The place is important because of its aesthetic significance.

Kelvin Grove State College is important for the aesthetic significance of blocks JA and SA/SB and their forecourts, as they demonstrate beautiful and expressive attributes.

Designed as a complementary pair to be viewed from the intersection of L'Estrange Terrace and Victoria Park Road, these buildings display the beautiful attributes of symmetry and legibility, and are united by their consistent form, scale, high quality materials and aesthetic treatment. Appreciation of their front elevations is enhanced by being set back behind formal, triangular forecourts and approached by a symmetrical layout of pathways and stairs. The buildings and their forecourts remain highly intact and provide an attractive and impressive entrance to the school.

Through their composition and aesthetic treatment, the buildings are expressive of a new phase of school design in Queensland in the post-war period that embraced modern architecture and rejected revival styles. The highly intact exteriors are carefully detailed, with a strong horizontal emphasis, minimal embellishment, and distinctive entrance bays. When complete, the buildings were highly praised for their modern design and amenity, and were described as the best examples of school architecture in Queensland.

The place has a strong or special association with a particular community or cultural group for social, cultural or spiritual reasons.

Schools have always played an important part in Queensland communities. They typically retain significant and enduring connections with former pupils, parents, and teachers; provide a venue for social interaction and volunteer work; and are a source of pride, symbolising local progress and aspirations.

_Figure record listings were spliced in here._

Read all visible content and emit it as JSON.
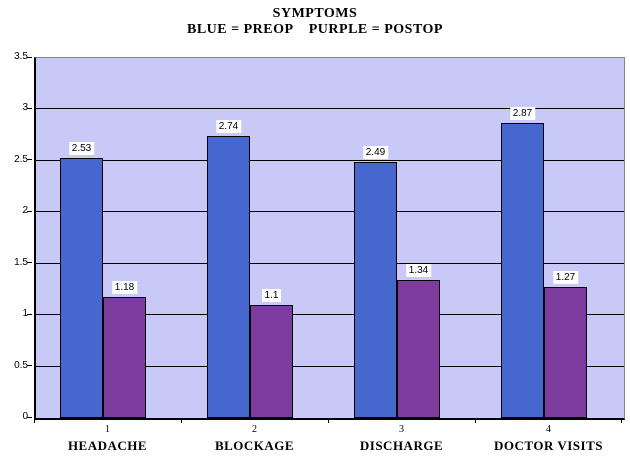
{
  "chart_data": {
    "type": "bar",
    "title": "SYMPTOMS",
    "subtitle": "BLUE = PREOP    PURPLE = POSTOP",
    "categories": [
      "1",
      "2",
      "3",
      "4"
    ],
    "category_labels": [
      "HEADACHE",
      "BLOCKAGE",
      "DISCHARGE",
      "DOCTOR VISITS"
    ],
    "series": [
      {
        "name": "PREOP",
        "color": "#4667CE",
        "values": [
          2.53,
          2.74,
          2.49,
          2.87
        ],
        "data_labels": [
          "2.53",
          "2.74",
          "2.49",
          "2.87"
        ]
      },
      {
        "name": "POSTOP",
        "color": "#7D3B9E",
        "values": [
          1.18,
          1.1,
          1.34,
          1.27
        ],
        "data_labels": [
          "1.18",
          "1.1",
          "1.34",
          "1.27"
        ]
      }
    ],
    "ylim": [
      0,
      3.5
    ],
    "ytick_step": 0.5,
    "ytick_labels": [
      "0",
      "0.5",
      "1",
      "1.5",
      "2",
      "2.5",
      "3",
      "3.5"
    ],
    "grid": true,
    "legend_position": "none",
    "data_labels_shown": true,
    "colors": {
      "plot_background": "#C9C9F8",
      "gridline": "#000000",
      "axis": "#000000",
      "plot_border": "#848484",
      "data_label_background": "#FFFFFF",
      "page_background": "#FFFFFF",
      "text": "#000000"
    }
  }
}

Kelvin Grove State College has a strong and ongoing association with the surrounding community. It was established on the Junior School site in 1875 through the fundraising efforts of the local community, has expanded to include both primary and high school education, and generations of children have been taught there. The place is important for its contribution to the educational development of the community and is a prominent community focal point and gathering place for social and commemorative events with widespread community support.